Читать «Степной волк. Нарцисс и Златоуст» онлайн - страница 278

Герман Гессе

— Прекрасно! Ты только что, сам того не ведая, забрался в самую сердцевину философии и открыл одну из ее тайн.

— Ты смеешься надо мной.

— О нет. Ты заговорил о прообразах, то есть об образах, которые существуют только в воображении творца, но которые можно воплотить в материале и сделать видимыми. Задолго до того, как художественный образ станет зримым и обретет реальные черты, он уже существует в душе художника! И этот образ, этот прообраз в точности напоминает то, что древние философы называли «идеей».
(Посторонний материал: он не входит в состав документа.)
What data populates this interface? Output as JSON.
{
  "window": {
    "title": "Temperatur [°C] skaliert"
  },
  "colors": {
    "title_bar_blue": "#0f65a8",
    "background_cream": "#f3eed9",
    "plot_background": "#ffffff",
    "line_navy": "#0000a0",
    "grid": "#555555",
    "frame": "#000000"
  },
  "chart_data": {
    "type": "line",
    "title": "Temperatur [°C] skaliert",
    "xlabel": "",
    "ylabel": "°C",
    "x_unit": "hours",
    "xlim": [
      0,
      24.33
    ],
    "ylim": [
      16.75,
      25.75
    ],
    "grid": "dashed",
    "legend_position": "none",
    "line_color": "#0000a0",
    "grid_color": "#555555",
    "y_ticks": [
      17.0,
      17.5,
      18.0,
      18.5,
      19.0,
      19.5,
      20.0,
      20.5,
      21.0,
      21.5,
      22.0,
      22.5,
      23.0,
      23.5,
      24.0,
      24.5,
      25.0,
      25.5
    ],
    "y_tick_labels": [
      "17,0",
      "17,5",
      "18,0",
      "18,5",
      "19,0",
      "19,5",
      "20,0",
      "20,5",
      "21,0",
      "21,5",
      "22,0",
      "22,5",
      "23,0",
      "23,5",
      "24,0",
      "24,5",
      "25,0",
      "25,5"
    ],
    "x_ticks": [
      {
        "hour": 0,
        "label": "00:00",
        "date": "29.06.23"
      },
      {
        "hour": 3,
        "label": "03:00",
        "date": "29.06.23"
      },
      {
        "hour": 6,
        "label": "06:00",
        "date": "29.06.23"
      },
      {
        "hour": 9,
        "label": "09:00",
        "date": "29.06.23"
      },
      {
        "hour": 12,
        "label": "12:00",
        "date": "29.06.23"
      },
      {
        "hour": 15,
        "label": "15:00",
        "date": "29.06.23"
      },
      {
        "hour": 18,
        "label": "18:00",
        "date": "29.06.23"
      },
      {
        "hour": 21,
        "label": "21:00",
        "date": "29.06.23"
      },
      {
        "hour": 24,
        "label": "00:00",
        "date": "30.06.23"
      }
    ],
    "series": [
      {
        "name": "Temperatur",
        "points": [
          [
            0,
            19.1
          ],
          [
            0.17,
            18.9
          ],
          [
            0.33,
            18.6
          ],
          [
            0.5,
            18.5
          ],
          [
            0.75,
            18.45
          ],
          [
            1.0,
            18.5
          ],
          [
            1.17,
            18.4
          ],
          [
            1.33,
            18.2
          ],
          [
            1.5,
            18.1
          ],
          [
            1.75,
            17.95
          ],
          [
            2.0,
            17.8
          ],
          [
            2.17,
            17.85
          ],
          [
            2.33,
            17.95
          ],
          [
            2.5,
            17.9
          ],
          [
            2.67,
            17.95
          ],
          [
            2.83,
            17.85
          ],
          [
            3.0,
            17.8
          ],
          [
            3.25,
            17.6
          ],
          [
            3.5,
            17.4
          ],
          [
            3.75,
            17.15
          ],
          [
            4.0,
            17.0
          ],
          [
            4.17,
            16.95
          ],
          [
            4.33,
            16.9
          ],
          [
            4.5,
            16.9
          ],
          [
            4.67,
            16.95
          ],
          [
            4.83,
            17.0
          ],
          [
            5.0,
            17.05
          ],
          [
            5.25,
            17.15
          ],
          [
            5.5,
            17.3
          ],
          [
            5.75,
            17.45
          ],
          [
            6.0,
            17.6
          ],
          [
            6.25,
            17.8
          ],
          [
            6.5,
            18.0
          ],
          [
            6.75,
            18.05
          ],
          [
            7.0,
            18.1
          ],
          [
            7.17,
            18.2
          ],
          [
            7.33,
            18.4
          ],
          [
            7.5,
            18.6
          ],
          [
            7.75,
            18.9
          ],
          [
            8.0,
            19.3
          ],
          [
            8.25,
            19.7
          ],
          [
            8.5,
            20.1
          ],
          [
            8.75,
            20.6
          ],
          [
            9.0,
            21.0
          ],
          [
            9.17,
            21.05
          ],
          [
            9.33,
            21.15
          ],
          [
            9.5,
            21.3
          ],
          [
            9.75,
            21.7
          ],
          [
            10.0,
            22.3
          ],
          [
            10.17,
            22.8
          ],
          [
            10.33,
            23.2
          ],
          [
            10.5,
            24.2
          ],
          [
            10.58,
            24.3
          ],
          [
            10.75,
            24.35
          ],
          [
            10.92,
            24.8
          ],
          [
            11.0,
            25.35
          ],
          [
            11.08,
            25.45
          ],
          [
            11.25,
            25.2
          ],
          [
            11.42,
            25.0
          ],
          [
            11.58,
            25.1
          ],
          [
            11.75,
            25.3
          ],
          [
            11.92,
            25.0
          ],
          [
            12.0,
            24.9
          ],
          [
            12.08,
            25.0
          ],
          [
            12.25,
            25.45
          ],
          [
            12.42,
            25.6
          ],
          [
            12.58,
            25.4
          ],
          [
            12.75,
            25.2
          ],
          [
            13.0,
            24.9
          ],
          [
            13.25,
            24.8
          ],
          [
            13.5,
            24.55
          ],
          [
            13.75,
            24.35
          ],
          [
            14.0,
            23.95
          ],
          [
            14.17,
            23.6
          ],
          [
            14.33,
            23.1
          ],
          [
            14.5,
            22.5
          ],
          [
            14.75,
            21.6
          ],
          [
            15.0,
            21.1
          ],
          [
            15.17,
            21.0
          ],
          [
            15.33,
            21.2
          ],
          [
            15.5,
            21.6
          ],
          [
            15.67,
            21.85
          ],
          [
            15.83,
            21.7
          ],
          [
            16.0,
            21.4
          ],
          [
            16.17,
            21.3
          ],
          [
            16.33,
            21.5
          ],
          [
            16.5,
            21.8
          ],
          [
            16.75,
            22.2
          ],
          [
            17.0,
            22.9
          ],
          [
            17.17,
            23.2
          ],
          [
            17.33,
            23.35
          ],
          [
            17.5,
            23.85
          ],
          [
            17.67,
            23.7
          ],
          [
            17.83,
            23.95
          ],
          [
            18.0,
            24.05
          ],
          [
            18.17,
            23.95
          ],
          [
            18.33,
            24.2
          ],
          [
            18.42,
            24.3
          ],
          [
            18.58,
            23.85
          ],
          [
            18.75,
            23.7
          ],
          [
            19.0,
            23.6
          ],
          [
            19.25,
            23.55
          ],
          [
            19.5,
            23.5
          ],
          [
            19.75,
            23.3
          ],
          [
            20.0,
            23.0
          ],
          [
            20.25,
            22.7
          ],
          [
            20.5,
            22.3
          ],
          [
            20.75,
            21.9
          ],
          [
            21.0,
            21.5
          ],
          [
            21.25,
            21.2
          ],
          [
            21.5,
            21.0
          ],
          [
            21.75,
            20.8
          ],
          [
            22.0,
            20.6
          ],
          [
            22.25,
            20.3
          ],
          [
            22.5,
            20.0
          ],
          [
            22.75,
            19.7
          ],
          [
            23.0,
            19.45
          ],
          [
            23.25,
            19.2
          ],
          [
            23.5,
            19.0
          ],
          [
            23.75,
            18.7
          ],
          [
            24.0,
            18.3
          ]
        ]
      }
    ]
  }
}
— Да, звучит вполне правдоподобно.

— Так вот, объявляя себя сторонником идей и прообразов, ты оказываешься в мире духа, в мире философов и теологов, и должен признать, что посреди этого запутанного и скорбного ристалища жизни, посреди бесконечной и бессмысленной пляски смерти витает дух творца. Видишь ли, я всегда обращался к этому духу в тебе, когда ты пришел ко мне, будучи отроком. У тебя это дух не мыслителя, а художника. Но это дух, именно он укажет тебе путь из сумятицы чувственного мира, из вечного метания между наслаждением и отчаянием. Ах, милый, я счастлив, что слышу от тебя это признание. Я ждал его — с тех пор, как ты оставил своего учителя Нарцисса и нашел в себе мужество быть самим собой. Теперь мы снова можем стать друзьями.

В этот час Златоусту показалось, что жизнь его обрела смысл, что он как бы обозревает ее сверху и отчетливо видит три большие ступени: зависимость от Нарцисса и освобождение от нее — время свободы и странствий — и возвращение, обращение к своему внутреннему миру, начало зрелости и жатвы.

Видение снова исчезло. Но теперь он нашел подобающую форму общения с Нарциссом, их связывали уже не отношения зависимости, а отношения свободы и взаимности. Отныне он, не испытывая унижения, мог быть гостем своего друга, который превосходил его духовностью, ибо тот признал в нем равного себе, признал в нем творца. Раскрыться перед ним, показать свой внутренний мир, воплощенный в творениях искусства, — этому он горячо радовался теперь, во время путешествия. Но иногда его охватывало сомнение.

— Нарцисс, — предостерегающе сказал он, — боюсь, ты не знаешь, кого приглашаешь в свой монастырь. Я не монах и не хочу им быть. Мне, правда, ведомы три великих обета, и я ничего не имею против бедности, но не люблю ни целомудрия, ни послушания; да эти добродетели и не кажутся мне такими уж достойными мужчины. А от благочестия во мне и вовсе ничего не осталось, я уже много лет не исповедовался, не молился и не причащался.

Нарцисс остался невозмутим.

— Ты, похоже, стал язычником. Но этого мы не боимся. А своими многочисленными грехами тебе вряд ли стоит гордиться. Ты жил обычной мирской жизнью, ты, подобно блудному сыну, пас свиней и забыл, что такое закон и порядок. Разумеется, из тебя вышел бы очень плохой монах. Но я приглашаю тебя не для того, чтобы ты вступил в орден; я приглашаю тебя просто побыть нашим гостем и устроить себе у нас мастерскую. И еще одно: не забывай, что именно я в годы нашей юности разбудил тебя и побудил отправиться в мир. Вместе с тобой я тоже несу ответственность за то, каким ты стал — хорошим или плохим. Посмотрим, что из тебя вышло; ты покажешь мне это своими словами, своей жизнью, своими произведениями. Когда ты это сделаешь и когда я почему-либо сочту, что наша обитель не место для тебя, я первый попрошу тебя снова ее покинуть.